Encoding Categorical attributes

machine_learning
data_science

#1

What if there are already many no of columns and also the categorical columns have categories around 30 or so.Is it a good idea to use one hot encoding ,because that will lead to too many no of columns.

What is the best way to encode in such cases?


#2

Hi,

There is a question you need to ask. Whether the categorical variable has an inherent order within it or not. If there is an order, you are better off label encoding it as this would preserve the order. However, if there is no order then you should go with one hot encoding. If dataset is too large for memory requirement to become a concern you could store it as a sparse matrix.

Regards
Ankit


#3

Hi there!

First of all you need an automated way of spotting the categorical features instead of tracking them yourself. One way to do this is with the following code:

cat_feat = []
for f in df.columns:
    if df[f].dtypes == 'object':
    cat_feat.append(f)

That will provide you with a list of all categorical (string) variables. Then you must decide what kind of encoding you need. For ONE-HOT I would suggest:

df = pd.get_dummies(df, columns = cat_feat)

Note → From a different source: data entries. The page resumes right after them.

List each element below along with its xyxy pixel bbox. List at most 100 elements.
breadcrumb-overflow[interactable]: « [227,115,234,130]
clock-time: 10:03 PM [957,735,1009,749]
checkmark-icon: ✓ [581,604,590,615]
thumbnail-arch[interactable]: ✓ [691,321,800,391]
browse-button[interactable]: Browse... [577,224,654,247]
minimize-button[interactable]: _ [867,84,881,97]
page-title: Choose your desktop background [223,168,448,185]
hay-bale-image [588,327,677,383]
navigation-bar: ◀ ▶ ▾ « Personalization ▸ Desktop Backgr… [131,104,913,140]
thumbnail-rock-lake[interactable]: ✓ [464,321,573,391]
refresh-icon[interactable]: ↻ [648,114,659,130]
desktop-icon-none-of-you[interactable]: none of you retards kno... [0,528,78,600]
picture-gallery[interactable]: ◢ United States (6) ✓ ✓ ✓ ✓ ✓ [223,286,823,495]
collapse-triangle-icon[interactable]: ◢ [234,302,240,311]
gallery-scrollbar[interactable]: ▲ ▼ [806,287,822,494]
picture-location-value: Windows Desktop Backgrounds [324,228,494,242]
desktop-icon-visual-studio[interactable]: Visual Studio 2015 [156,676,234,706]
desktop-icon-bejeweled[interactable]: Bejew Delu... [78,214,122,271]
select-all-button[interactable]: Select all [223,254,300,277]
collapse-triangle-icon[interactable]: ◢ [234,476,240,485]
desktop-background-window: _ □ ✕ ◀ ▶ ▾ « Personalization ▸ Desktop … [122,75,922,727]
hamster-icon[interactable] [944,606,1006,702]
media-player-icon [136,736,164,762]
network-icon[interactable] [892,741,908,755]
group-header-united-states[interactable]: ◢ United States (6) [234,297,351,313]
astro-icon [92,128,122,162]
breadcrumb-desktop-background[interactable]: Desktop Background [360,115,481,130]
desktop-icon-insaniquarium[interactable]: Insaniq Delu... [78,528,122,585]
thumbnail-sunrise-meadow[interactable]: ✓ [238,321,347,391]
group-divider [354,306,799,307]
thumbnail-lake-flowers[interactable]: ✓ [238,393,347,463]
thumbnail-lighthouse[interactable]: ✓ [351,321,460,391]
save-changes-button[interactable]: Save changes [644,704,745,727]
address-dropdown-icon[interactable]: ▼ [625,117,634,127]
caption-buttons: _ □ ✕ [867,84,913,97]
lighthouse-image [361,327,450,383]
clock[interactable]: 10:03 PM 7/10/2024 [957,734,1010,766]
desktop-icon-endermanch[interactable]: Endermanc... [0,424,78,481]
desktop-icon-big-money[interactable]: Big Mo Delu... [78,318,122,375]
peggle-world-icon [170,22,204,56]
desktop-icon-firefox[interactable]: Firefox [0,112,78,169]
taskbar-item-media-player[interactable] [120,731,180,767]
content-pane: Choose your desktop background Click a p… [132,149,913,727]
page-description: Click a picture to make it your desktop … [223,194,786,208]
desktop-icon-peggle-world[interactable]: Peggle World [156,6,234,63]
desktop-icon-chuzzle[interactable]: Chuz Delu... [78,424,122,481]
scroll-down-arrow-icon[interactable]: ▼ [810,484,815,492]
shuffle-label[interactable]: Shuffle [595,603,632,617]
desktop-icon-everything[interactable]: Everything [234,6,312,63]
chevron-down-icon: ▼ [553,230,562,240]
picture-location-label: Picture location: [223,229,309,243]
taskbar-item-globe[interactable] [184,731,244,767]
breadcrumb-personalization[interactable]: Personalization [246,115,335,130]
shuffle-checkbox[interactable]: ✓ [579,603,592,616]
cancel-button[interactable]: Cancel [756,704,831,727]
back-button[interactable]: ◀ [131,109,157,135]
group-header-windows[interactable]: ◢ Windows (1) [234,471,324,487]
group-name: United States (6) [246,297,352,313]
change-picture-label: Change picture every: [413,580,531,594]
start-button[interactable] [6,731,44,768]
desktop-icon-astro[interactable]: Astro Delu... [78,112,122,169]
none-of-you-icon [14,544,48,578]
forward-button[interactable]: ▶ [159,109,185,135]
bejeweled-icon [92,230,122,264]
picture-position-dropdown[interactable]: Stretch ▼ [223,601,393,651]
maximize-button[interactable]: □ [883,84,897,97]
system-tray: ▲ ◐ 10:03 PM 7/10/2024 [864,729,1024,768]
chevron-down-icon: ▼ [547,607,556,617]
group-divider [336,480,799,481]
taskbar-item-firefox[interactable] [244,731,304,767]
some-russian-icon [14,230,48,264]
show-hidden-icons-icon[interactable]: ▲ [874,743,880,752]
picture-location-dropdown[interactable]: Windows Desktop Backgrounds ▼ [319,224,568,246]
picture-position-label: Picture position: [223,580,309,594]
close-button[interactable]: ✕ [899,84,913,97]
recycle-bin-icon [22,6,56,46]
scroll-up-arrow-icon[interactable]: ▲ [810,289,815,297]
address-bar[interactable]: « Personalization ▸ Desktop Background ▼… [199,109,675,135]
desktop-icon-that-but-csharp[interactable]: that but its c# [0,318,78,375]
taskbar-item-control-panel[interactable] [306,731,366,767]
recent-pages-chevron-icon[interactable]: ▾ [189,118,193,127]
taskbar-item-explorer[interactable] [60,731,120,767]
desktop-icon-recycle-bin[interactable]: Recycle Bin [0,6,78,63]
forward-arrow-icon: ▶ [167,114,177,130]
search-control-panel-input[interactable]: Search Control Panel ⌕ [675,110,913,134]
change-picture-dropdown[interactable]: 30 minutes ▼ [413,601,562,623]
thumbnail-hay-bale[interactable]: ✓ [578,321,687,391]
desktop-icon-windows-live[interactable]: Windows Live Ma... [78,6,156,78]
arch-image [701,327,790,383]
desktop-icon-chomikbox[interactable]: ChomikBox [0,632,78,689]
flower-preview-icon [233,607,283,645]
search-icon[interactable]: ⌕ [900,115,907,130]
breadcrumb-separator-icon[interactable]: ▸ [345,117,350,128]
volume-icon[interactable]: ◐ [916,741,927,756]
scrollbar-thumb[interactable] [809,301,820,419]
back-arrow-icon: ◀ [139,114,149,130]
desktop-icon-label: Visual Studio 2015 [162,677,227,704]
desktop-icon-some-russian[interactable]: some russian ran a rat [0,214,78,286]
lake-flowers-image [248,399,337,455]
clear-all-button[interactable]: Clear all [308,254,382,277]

If you think this will turn your initial dataframe in a very large dataframe and you will run out of memory, you can also label encode your features (not as good a solution as ONE-HOT though):

for col in cat_feat:
    df[col] = df[col].cat.codes

Please forgive the absence of indentation, I don’t know how to do that in this forum. Make sure you properly indent the code above. :slight_smile:


#4

The categorical attribuutes are nominal. So Label encoding is not just the solution.